Prof. Hagi Netzer. Photo courtesy of him
Prof. Hagi Netzer. Photo courtesy of him

"This is not the only science he does, he is a director at the Max Planck Institute who is responsible for astronomy in the infrared field. There is a large project there on galaxies in the early universe and the findings in this field are also the best of their kind there. But like the members of the Nobel committee I would rate the black hole at the center of the galaxy as the most important discovery.

"Andrea Getz started after him, she works at the Kek Observatory in Hawaii. Her group has been building separate devices that compete with Ganzel's group for many years. Until ten years ago it was a close competition. A large part of the discoveries in the center of the galaxy was made simultaneously by both of them, each with his own instrument and his own group. It is the duty of the Nobel Prize Committee to check whether there are significant partners for the winner." Ganzel won the Harvey Prize distributed by the Technion.

"As for the third partner - who won half of the Nobel Prize, Penrose received the Wolf Prize in 1988 together with Stephen Hawking, for two different aspects of black holes: Penrose for basic theories about black holes, for proof of their existence and the event horizon, and Hawking received for what was later called Hawking radiation. That's why Penrose is one of the people who ask how come he hasn't received it until today."

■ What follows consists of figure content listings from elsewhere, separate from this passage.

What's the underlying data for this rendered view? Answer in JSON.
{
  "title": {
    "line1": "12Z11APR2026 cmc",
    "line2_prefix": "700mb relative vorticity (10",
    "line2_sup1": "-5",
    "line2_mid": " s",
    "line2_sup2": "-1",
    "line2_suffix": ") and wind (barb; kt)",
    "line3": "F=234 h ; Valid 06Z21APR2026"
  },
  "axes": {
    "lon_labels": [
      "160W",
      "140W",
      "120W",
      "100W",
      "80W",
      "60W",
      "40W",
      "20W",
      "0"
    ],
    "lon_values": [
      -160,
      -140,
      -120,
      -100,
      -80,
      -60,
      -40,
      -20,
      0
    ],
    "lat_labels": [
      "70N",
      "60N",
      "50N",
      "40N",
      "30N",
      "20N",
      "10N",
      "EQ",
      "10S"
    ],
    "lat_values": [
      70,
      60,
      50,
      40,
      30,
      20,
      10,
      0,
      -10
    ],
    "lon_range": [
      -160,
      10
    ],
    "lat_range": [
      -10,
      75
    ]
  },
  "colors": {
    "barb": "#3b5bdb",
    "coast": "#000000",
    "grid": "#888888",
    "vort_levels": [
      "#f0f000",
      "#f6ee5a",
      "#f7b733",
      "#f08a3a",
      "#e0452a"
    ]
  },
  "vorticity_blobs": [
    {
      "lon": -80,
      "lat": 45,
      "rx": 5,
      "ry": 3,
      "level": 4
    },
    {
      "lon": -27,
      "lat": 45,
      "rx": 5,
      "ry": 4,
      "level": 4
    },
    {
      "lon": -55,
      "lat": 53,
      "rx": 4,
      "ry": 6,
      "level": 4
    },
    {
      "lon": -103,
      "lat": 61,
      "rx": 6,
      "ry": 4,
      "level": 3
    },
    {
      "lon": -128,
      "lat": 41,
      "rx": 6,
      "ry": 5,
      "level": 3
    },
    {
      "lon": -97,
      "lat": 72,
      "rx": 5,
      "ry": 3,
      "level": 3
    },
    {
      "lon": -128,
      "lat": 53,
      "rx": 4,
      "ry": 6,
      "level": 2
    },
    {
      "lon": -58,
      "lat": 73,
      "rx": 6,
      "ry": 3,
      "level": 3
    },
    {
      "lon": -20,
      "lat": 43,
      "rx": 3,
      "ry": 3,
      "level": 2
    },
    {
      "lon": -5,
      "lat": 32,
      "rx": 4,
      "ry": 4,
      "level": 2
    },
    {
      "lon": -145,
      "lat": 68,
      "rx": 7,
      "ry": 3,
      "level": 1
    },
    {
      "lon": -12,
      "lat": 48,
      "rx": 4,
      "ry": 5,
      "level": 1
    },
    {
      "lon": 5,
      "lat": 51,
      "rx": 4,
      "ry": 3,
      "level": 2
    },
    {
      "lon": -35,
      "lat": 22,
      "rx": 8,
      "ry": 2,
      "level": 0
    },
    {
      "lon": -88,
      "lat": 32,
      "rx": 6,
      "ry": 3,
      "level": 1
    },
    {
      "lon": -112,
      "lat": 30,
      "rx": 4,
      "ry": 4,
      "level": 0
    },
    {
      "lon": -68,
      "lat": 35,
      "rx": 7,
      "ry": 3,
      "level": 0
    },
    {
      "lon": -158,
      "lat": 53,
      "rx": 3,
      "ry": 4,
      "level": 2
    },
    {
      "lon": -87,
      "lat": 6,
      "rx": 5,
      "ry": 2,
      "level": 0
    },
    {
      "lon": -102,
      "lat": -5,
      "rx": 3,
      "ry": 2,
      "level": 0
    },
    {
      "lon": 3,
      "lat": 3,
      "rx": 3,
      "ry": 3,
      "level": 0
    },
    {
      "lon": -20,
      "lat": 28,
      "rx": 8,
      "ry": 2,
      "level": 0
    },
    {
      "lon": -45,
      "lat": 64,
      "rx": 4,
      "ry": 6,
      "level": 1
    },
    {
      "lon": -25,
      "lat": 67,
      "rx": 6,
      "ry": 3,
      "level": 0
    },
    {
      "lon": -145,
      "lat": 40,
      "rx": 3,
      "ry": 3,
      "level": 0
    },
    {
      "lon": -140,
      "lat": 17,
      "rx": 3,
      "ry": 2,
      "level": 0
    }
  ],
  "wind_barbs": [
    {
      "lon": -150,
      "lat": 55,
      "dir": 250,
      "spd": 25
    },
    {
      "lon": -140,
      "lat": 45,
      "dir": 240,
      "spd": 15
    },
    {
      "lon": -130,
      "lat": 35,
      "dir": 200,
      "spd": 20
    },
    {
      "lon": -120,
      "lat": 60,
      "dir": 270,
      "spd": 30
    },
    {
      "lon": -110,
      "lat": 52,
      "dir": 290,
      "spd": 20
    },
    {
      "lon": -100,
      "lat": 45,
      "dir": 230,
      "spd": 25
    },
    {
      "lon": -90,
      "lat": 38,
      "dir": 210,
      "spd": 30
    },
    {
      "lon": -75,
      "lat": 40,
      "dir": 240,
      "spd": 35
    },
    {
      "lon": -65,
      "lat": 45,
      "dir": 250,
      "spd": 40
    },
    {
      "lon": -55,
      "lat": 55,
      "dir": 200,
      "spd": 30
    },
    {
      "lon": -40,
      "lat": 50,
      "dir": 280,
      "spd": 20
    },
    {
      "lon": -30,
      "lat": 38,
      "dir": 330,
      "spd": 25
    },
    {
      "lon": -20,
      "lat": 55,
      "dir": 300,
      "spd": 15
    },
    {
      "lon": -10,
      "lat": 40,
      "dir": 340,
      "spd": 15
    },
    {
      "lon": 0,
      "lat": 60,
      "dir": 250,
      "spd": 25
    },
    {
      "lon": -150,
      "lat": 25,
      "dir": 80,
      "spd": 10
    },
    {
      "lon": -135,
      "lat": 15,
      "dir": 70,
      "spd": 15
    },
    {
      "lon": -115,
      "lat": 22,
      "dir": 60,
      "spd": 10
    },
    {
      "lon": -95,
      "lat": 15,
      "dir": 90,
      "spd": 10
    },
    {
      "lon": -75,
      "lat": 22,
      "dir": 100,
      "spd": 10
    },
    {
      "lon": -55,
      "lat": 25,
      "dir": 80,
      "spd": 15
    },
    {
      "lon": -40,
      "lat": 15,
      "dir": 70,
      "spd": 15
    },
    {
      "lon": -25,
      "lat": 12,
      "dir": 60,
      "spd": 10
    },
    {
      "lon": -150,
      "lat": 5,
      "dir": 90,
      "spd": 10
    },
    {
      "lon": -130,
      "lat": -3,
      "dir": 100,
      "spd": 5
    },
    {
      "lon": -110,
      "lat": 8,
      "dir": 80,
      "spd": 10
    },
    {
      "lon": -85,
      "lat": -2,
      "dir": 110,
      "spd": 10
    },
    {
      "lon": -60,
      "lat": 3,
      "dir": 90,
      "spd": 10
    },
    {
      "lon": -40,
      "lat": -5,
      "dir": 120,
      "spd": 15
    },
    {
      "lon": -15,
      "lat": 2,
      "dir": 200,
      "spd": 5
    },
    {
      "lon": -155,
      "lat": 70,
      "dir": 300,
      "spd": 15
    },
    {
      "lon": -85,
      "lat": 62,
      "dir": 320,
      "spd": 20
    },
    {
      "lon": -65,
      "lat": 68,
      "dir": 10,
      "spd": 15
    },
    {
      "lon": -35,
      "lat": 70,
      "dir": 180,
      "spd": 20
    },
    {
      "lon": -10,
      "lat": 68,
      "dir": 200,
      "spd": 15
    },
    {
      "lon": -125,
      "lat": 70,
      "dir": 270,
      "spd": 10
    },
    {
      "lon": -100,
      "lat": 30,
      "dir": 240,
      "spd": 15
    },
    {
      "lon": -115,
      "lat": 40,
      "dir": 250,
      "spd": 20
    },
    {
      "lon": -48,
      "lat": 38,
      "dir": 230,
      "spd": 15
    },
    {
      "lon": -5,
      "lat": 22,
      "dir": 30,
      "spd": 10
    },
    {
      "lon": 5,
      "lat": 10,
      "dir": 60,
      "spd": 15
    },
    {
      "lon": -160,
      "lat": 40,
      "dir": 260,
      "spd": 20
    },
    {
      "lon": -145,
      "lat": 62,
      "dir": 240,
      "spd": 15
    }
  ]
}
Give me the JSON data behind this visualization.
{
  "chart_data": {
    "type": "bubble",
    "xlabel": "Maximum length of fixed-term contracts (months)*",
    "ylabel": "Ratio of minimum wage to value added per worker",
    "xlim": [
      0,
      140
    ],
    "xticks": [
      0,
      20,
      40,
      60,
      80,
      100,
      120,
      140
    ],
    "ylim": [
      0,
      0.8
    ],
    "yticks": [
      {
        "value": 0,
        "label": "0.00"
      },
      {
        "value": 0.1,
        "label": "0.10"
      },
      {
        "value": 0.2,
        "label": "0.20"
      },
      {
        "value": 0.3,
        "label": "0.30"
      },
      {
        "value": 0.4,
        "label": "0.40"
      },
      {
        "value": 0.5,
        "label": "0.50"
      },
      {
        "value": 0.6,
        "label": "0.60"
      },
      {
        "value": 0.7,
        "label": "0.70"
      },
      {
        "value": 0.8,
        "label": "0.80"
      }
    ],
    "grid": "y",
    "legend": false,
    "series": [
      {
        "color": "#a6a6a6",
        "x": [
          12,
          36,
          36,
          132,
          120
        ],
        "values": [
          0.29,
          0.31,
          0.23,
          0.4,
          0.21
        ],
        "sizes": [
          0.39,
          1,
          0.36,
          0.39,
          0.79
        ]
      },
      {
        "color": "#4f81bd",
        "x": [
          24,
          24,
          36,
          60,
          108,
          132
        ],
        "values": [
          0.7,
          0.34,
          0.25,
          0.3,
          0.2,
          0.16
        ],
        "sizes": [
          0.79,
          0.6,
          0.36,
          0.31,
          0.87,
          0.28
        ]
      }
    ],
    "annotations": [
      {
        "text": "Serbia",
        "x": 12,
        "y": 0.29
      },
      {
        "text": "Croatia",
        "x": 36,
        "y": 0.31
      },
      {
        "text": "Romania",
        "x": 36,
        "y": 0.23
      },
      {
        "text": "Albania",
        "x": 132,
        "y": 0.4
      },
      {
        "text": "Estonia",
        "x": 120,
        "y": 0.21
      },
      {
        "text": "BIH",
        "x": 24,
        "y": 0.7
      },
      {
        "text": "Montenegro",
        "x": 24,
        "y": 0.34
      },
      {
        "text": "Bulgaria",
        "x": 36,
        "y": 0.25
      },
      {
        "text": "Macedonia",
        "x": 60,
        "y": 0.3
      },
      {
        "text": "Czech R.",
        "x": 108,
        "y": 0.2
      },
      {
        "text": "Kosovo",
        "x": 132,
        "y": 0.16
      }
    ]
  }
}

More of the topic in Hayadan:

One response

  1. Penrose did not receive the award until this year (Hawking died before he received it, so he will not receive it either) because the award committee is afraid to give it to a theory that has not yet produced experimental results that show that it is not only reasonable but also the only one capable of guessing them with a degree of accuracy that does not leave much room for hesitation. To remind you, Einstein did not receive the prize for his revolutionary theory of relativity, but for a less important paper - but one whose role cannot be denied in explaining a phenomenon that every researcher can see with his own eyes, only needing a medium microscope. Penrose's work is much less inevitable. He proved mathematically that stars of a certain size and above not only can collapse into a black hole state (this was proven before him, although with certain assumptions about the symmetry of the star) but also that this is an inevitable result of the theory of relativity, without conditions and without assumptions.